Was bringt eine Früherkennungs-Untersuchung der Bauchaorta für Männer über 65?

Foto von Mann beim Walking

Männer über 65 Jahre haben häufiger ein großes Aneurysma der Bauchaorta als andere Menschen. Daher bieten ihnen die gesetzlichen Krankenkassen eine Früherkennungs-Untersuchung der Bauchaorta an. Sie verringert das Risiko, dass ein Aneurysma reißt und man stirbt. Die Behandlung kann aber schwerwiegende Komplikationen mit sich bringen.

Ein Aneurysma der Bauchschlagader (Bauchaorta) reißt zwar nur selten. Wenn dies passiert, ist es aber ein Notfall und lebensbedrohlich.
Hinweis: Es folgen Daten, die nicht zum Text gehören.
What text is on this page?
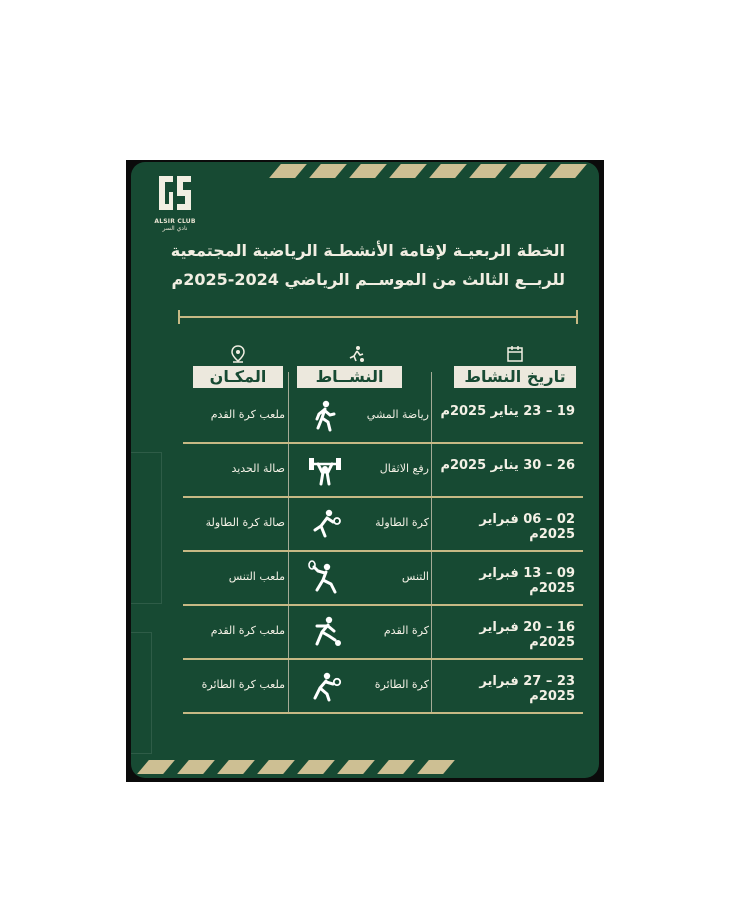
ALSIR CLUB
نادي السر
الخطة الربعيـة لإقامة الأنشطـة الرياضية المجتمعية
للربــع الثالث من الموســم الرياضي 2024-2025م
تاريخ النشاط
النشــاط
المكـان
19 – 23 يناير 2025م
رياضة المشي
ملعب كرة القدم
26 – 30 يناير 2025م
رفع الاثقال
صالة الحديد
02 – 06 فبراير 2025م
كرة الطاولة
صالة كرة الطاولة
09 – 13 فبراير 2025م
التنس
ملعب التنس
16 – 20 فبراير 2025م
كرة القدم
ملعب كرة القدم
23 – 27 فبراير 2025م
كرة الطائرة
ملعب كرة الطائرة
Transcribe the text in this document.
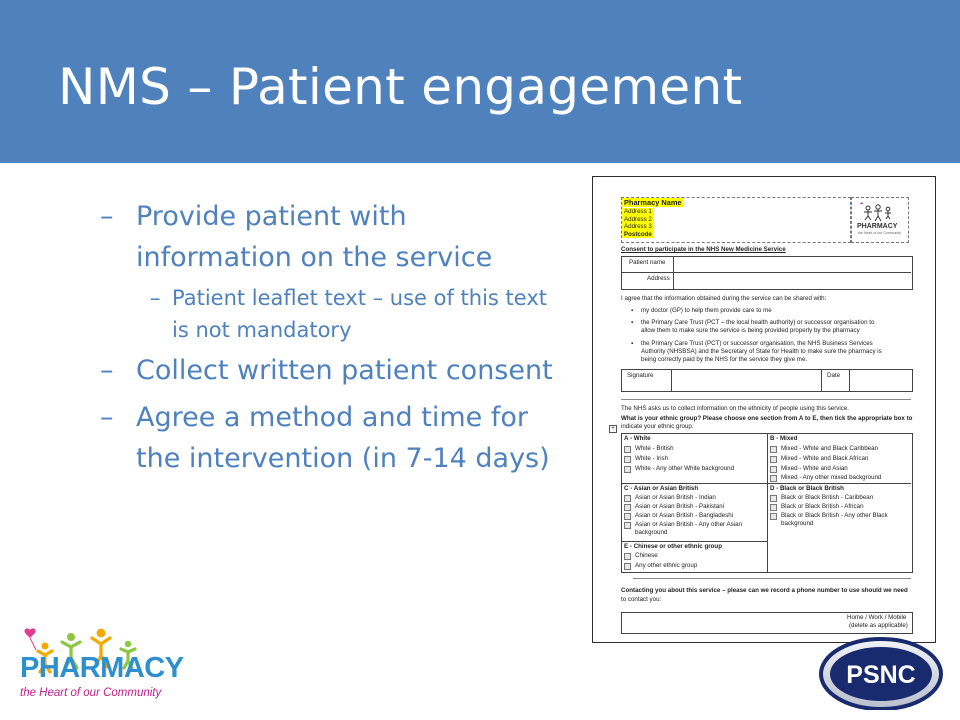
NMS – Patient engagement
– Provide patient with information on the service
– Patient leaflet text – use of this text is not mandatory
– Collect written patient consent
– Agree a method and time for the intervention (in 7-14 days)
Pharmacy Name
Address 1
Address 2
Address 3
Postcode
PHARMACY
the Heart of our Community
Consent to participate in the NHS New Medicine Service
Patient name
Address
I agree that the information obtained during the service can be shared with:
▪ my doctor (GP) to help them provide care to me
▪ the Primary Care Trust (PCT – the local health authority) or successor organisation to
allow them to make sure the service is being provided properly by the pharmacy
▪ the Primary Care Trust (PCT) or successor organisation, the NHS Business Services
Authority (NHSBSA) and the Secretary of State for Health to make sure the pharmacy is
being correctly paid by the NHS for the service they give me.
Signature	Date
The NHS asks us to collect information on the ethnicity of people using this service.
What is your ethnic group? Please choose one section from A to E, then tick the appropriate box to
indicate your ethnic group.
+
A - White
White - British
White - Irish
White - Any other White background
B - Mixed
Mixed - White and Black Caribbean
Mixed - White and Black African
Mixed - White and Asian
Mixed - Any other mixed background
C - Asian or Asian British
Asian or Asian British - Indian
Asian or Asian British - Pakistani
Asian or Asian British - Bangladeshi
Asian or Asian British - Any other Asian
background
D - Black or Black British
Black or Black British - Caribbean
Black or Black British - African
Black or Black British - Any other Black
background
E - Chinese or other ethnic group
Chinese
Any other ethnic group
Contacting you about this service – please can we record a phone number to use should we need
to contact you:
Home / Work / Mobile
(delete as applicable)
PHARMACY
the Heart of our Community
PSNC
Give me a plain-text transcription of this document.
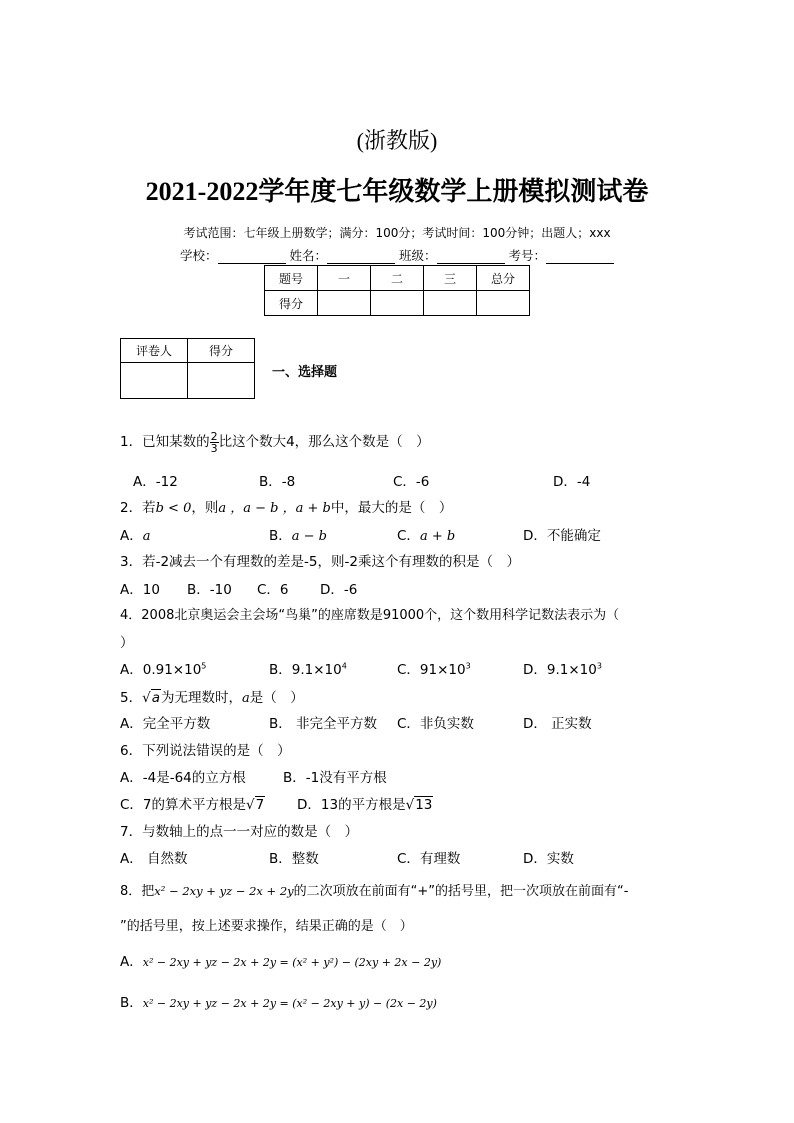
(浙教版)
2021-2022学年度七年级数学上册模拟测试卷
考试范围：七年级上册数学；满分：100分；考试时间：100分钟；出题人；xxx
学校：	姓名：	班级：	考号：
题号	一	二	三	总分
得分				
评卷人	得分

一、选择题
1．已知某数的 $\frac{2}{3}$ 比这个数大4，那么这个数是（　）
A．-12	B．-8	C．-6	D．-4
2．若b < 0，则a ，a − b ，a + b中，最大的是（　）
A．a	B．a − b	C．a + b	D．不能确定
3．若-2减去一个有理数的差是-5，则-2乘这个有理数的积是（　）
A．10 B．-10 C．6 D．-6
4．2008北京奥运会主会场“鸟巢”的座席数是91000个，这个数用科学记数法表示为（
）
A．$0.91\times 10^5$	B．$9.1\times 10^4$	C．$91\times 10^3$	D．$9.1\times 10^3$
5．√a为无理数时，a是（　）
A．完全平方数	B． 非完全平方数 C．非负实数	D． 正实数
6．下列说法错误的是（　）
A．-4是-64的立方根	B．-1没有平方根
C．7的算术平方根是√7 D．13的平方根是√13
7．与数轴上的点一一对应的数是（　）
A． 自然数	B．整数	C．有理数	D．实数
8．把x² − 2xy + yz − 2x + 2y的二次项放在前面有“+”的括号里，把一次项放在前面有“-
”的括号里，按上述要求操作，结果正确的是（　）
A．x² − 2xy + yz − 2x + 2y = (x² + y²) − (2xy + 2x − 2y)
B．x² − 2xy + yz − 2x + 2y = (x² − 2xy + y) − (2x − 2y)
Für Männer ab 65 Jahren kann eine Früherkennungs-Untersuchung auf Bauchaorten-Aneurysmen sinnvoll sein. Sie dient dazu, große Aneurysmen zu entdecken, sodass sie vorbeugend operiert werden können. So soll ein Riss verhindert werden. Bei kleineren Ausbuchtungen wird regelmäßig kontrolliert, ob sie wachsen.

Allerdings hat die Früherkennung auch Nachteile: Dabei werden auch Aneurysmen entdeckt, die nie gesundheitliche Probleme bereitet hätten. Wenn ein Mann weiß, dass er ein Aneurysma hat, kann das für ihn sehr belastend sein.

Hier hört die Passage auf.